The school is also partnered with the Louisiana Workforce Commission in St. Tammany Parish and is helping to provide training and job skills to the LPNs affected by the recent closure of Southeastern Louisiana Hospital in Mandeville.

“We’re providing them with training and job skills so that they can get back into the hospital setting because so many of them have been just doing mental health for 10-15 years,” she said. “It’s much harder to go out into a hospital. We hope to be offering them certification courses as well.”

Lyons also noted that the workforce development program has also provided grant funds to provide CNA training in Slidell and on the Hammond campus at a reduced cost.

Northshore Technical College Chancellor Will Wainwright gave some closing remarks, thanking the Rotarians for their support throughout the years as the college has continued to evolve.

“We are very fortunate that Mickey Murphy, as fellow Rotarian, actually serves as chair of the Louisiana Community and Technical College System board of supervisors, which is a really big deal,” he said, “and provides us continuous support as we move this process along.”

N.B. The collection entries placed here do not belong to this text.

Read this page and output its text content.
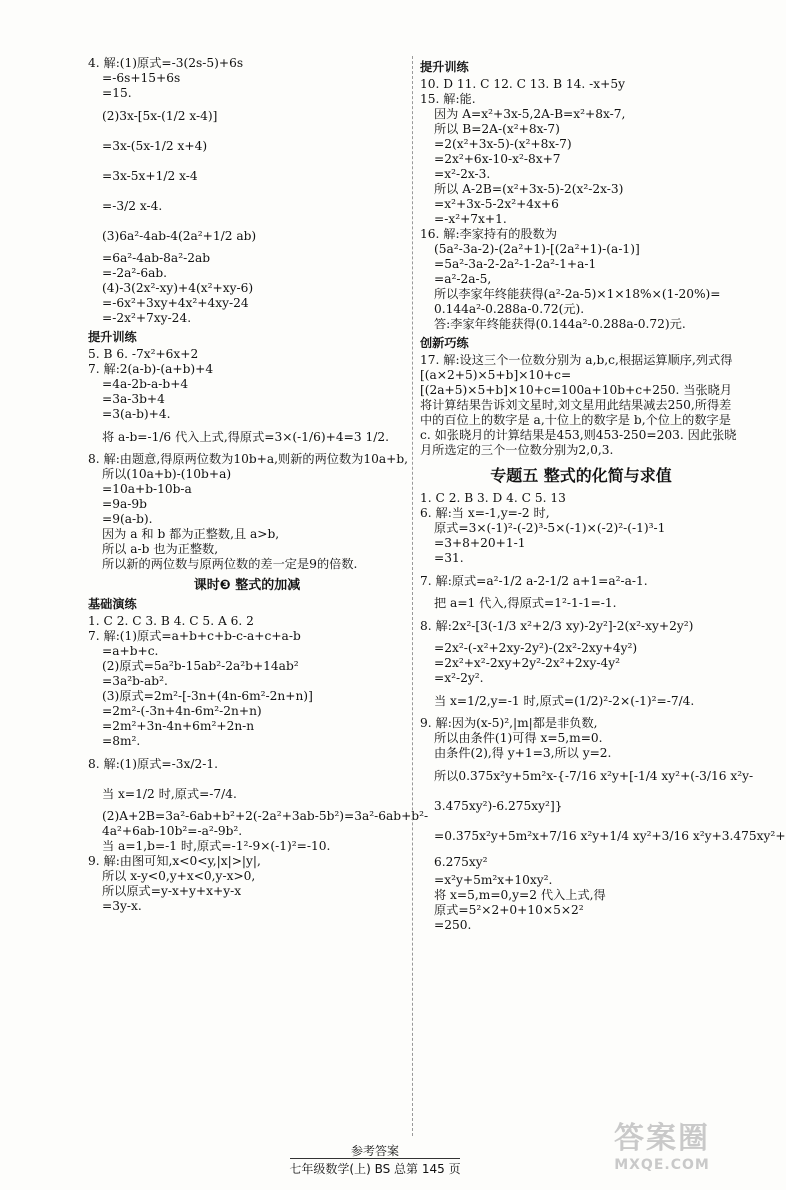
4. 解:(1)原式=-3(2s-5)+6s
=-6s+15+6s
=15.
(2)3x-[5x-(1/2 x-4)]
=3x-(5x-1/2 x+4)
=3x-5x+1/2 x-4
=-3/2 x-4.
(3)6a²-4ab-4(2a²+1/2 ab)
=6a²-4ab-8a²-2ab
=-2a²-6ab.
(4)-3(2x²-xy)+4(x²+xy-6)
=-6x²+3xy+4x²+4xy-24
=-2x²+7xy-24.
提升训练
5. B 6. -7x²+6x+2
7. 解:2(a-b)-(a+b)+4
=4a-2b-a-b+4
=3a-3b+4
=3(a-b)+4.
将 a-b=-1/6 代入上式,得原式=3×(-1/6)+4=3 1/2.
8. 解:由题意,得原两位数为10b+a,则新的两位数为10a+b,
所以(10a+b)-(10b+a)
=10a+b-10b-a
=9a-9b
=9(a-b).
因为 a 和 b 都为正整数,且 a>b,
所以 a-b 也为正整数,
所以新的两位数与原两位数的差一定是9的倍数.
课时❸ 整式的加减
基础演练
1. C 2. C 3. B 4. C 5. A 6. 2
7. 解:(1)原式=a+b+c+b-c-a+c+a-b
=a+b+c.
(2)原式=5a²b-15ab²-2a²b+14ab²
=3a²b-ab².
(3)原式=2m²-[-3n+(4n-6m²-2n+n)]
=2m²-(-3n+4n-6m²-2n+n)
=2m²+3n-4n+6m²+2n-n
=8m².
8. 解:(1)原式=-3x/2-1.
当 x=1/2 时,原式=-7/4.
(2)A+2B=3a²-6ab+b²+2(-2a²+3ab-5b²)=3a²-6ab+b²-
4a²+6ab-10b²=-a²-9b².
当 a=1,b=-1 时,原式=-1²-9×(-1)²=-10.
9. 解:由图可知,x<0<y,|x|>|y|,
所以 x-y<0,y+x<0,y-x>0,
所以原式=y-x+y+x+y-x
=3y-x.
提升训练
10. D 11. C 12. C 13. B 14. -x+5y
15. 解:能.
因为 A=x²+3x-5,2A-B=x²+8x-7,
所以 B=2A-(x²+8x-7)
=2(x²+3x-5)-(x²+8x-7)
=2x²+6x-10-x²-8x+7
=x²-2x-3.
所以 A-2B=(x²+3x-5)-2(x²-2x-3)
=x²+3x-5-2x²+4x+6
=-x²+7x+1.
16. 解:李家持有的股数为
(5a²-3a-2)-(2a²+1)-[(2a²+1)-(a-1)]
=5a²-3a-2-2a²-1-2a²-1+a-1
=a²-2a-5,
所以李家年终能获得(a²-2a-5)×1×18%×(1-20%)=
0.144a²-0.288a-0.72(元).
答:李家年终能获得(0.144a²-0.288a-0.72)元.
创新巧练
17. 解:设这三个一位数分别为 a,b,c,根据运算顺序,列式得[(a×2+5)×5+b]×10+c=[(2a+5)×5+b]×10+c=100a+10b+c+250. 当张晓月将计算结果告诉刘文星时,刘文星用此结果减去250,所得差中的百位上的数字是 a,十位上的数字是 b,个位上的数字是 c. 如张晓月的计算结果是453,则453-250=203. 因此张晓月所选定的三个一位数分别为2,0,3.
专题五 整式的化简与求值
1. C 2. B 3. D 4. C 5. 13
6. 解:当 x=-1,y=-2 时,
原式=3×(-1)²-(-2)³-5×(-1)×(-2)²-(-1)³-1
=3+8+20+1-1
=31.
7. 解:原式=a²-1/2 a-2-1/2 a+1=a²-a-1.
把 a=1 代入,得原式=1²-1-1=-1.
8. 解:2x²-[3(-1/3 x²+2/3 xy)-2y²]-2(x²-xy+2y²)
=2x²-(-x²+2xy-2y²)-(2x²-2xy+4y²)
=2x²+x²-2xy+2y²-2x²+2xy-4y²
=x²-2y².
当 x=1/2,y=-1 时,原式=(1/2)²-2×(-1)²=-7/4.
9. 解:因为(x-5)²,|m|都是非负数,
所以由条件(1)可得 x=5,m=0.
由条件(2),得 y+1=3,所以 y=2.
所以0.375x²y+5m²x-{-7/16 x²y+[-1/4 xy²+(-3/16 x²y-
3.475xy²)-6.275xy²]}
=0.375x²y+5m²x+7/16 x²y+1/4 xy²+3/16 x²y+3.475xy²+
6.275xy²
=x²y+5m²x+10xy².
将 x=5,m=0,y=2 代入上式,得
原式=5²×2+0+10×5×2²
=250.
参考答案
七年级数学(上) BS 总第 145 页
答案圈
MXQE.COM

Wainwright explained that the college has a new system for enrolling students, a system that is used at every community college in the state, making transferring much easier for students.

“We are working very hard on college readiness — working with our local school system to ensure that when a student leaves high school and graduates as a senior their applications are already complete, like any other higher education institution in the state of Louisiana, since we are all governed by the Board of Regents.”

Going back to the collaboration between hospital and college Wainwright said, “We certainly would not be where we are with this program if we did not have the relationship we have with LSUBMC.”